The right to health is understood as the right to have access to health services. However, it is not an absolute right, as such, to be in good health. The WHO defines health services as all activities intended to restore and maintain health. One therefore has to include vaccinations, medical care, but also sanitary services related to water and hygiene, and a clean environment under this heading, as well as all activities ensuring access to food resources. Those “underlying determinants of health” imply consideration of the right to health in a broader perspective, which is the basis of Article 25 of the Universal Declaration of Human Rights.
The corollary of this right is the idea that states are responsible for adopting appropriate sanitary and social measures for the populations to have effective access to health services. Such obligations are found in several legal instruments, including the International Covenant on Economic, Social and Cultural Rights (Articles 12, 24), the International Convention on the Elimination of All Forms of Racial Discrimination (Article 5), the Convention on the Elimination of All Forms of Discrimination Against Women (Articles 10, 12, and 14), the Convention on the Rights of the Child (Article 24).
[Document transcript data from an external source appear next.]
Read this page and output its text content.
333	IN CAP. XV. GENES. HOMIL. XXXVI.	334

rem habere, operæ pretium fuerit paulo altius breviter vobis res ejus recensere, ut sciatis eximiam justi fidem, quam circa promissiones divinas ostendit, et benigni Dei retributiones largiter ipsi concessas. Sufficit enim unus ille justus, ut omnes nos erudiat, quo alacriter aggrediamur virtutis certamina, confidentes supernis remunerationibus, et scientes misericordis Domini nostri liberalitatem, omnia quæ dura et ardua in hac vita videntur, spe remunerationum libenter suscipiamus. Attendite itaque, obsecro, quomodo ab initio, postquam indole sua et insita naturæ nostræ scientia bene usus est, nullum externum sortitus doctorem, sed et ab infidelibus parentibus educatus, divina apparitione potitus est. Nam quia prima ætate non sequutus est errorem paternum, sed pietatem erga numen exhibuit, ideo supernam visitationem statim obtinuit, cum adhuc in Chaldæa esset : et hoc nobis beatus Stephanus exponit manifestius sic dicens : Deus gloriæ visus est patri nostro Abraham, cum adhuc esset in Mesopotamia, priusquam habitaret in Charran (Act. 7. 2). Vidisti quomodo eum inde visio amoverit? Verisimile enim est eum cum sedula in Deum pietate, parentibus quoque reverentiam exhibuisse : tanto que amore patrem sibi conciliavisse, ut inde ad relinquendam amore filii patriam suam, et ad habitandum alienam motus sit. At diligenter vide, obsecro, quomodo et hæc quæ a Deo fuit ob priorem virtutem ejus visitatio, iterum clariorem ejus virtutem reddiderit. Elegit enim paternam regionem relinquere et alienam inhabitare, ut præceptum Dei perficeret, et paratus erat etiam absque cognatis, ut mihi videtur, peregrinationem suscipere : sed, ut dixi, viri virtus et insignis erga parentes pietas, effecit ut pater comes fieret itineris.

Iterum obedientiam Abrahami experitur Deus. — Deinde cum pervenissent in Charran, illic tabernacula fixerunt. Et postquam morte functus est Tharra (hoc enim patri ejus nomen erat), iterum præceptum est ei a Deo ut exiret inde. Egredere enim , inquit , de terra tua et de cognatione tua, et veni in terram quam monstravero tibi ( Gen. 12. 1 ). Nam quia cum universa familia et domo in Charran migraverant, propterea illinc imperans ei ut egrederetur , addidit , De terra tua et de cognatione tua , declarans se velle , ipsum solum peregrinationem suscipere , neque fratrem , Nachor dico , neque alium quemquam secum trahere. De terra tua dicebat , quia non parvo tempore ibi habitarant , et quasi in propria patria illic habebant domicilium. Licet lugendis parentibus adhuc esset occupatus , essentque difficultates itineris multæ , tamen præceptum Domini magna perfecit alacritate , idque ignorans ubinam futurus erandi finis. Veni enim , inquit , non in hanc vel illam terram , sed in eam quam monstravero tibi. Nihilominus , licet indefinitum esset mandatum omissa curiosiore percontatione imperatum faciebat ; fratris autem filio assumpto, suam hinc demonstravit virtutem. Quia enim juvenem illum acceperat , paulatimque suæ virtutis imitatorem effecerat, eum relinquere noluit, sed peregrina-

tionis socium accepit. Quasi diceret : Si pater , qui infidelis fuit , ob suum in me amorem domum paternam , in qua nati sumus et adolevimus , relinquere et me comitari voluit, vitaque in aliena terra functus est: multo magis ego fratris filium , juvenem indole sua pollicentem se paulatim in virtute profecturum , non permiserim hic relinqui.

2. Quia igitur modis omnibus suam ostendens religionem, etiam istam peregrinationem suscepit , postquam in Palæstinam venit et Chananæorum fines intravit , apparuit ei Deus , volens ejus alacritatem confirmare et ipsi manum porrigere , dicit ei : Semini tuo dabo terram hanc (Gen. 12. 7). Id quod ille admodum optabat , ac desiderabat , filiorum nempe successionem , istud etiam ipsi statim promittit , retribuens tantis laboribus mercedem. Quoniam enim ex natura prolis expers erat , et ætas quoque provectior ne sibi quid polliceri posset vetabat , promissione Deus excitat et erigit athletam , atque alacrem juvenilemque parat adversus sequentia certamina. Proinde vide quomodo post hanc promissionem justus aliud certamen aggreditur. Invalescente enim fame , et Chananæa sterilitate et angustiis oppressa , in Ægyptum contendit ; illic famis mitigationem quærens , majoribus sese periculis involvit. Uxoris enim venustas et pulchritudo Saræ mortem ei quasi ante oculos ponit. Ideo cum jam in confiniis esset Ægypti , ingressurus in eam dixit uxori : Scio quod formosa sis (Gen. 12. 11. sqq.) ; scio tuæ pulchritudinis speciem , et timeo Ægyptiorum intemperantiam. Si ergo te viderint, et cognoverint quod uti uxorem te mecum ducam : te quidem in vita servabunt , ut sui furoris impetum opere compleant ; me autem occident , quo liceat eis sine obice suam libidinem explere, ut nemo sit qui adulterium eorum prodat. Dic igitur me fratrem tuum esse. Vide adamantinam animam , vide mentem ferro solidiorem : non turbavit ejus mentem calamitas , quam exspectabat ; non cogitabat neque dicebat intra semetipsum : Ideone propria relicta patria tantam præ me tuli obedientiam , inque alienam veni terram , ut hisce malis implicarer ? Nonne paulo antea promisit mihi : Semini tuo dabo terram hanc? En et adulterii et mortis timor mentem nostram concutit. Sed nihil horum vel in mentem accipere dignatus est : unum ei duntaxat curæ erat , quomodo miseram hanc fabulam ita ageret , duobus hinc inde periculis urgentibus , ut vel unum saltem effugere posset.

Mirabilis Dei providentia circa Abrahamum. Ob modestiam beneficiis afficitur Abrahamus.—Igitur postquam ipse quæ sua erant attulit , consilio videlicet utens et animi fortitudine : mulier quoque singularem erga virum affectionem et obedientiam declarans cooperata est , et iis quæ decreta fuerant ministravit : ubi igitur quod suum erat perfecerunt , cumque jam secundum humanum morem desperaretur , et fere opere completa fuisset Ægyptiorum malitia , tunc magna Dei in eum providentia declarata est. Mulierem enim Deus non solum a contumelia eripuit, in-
These legal instruments are applicable at all times, including during armed conflict. Within possible limits, medicine has always responded to the needs of injured persons and tried to limit the means and methods of warfare, including through describing and providing expertise to better understand the effects of weapons. In his work ‘On The Physician’, Hippocrates refers to war injuries as an area of surgical specialization. Based on reports of the consequences on health of the use of nuclear weapons, two physicians, a Russian and an American, launched the idea of an association of medical doctors to prevent a nuclear war. This idea was the origin of the creation of the organization called International Physicians for the Prevention of Nuclear War in Geneva. In 1985, this association received the Nobel Peace Prize for making people aware of the catastrophic consequences a nuclear conflict would entail.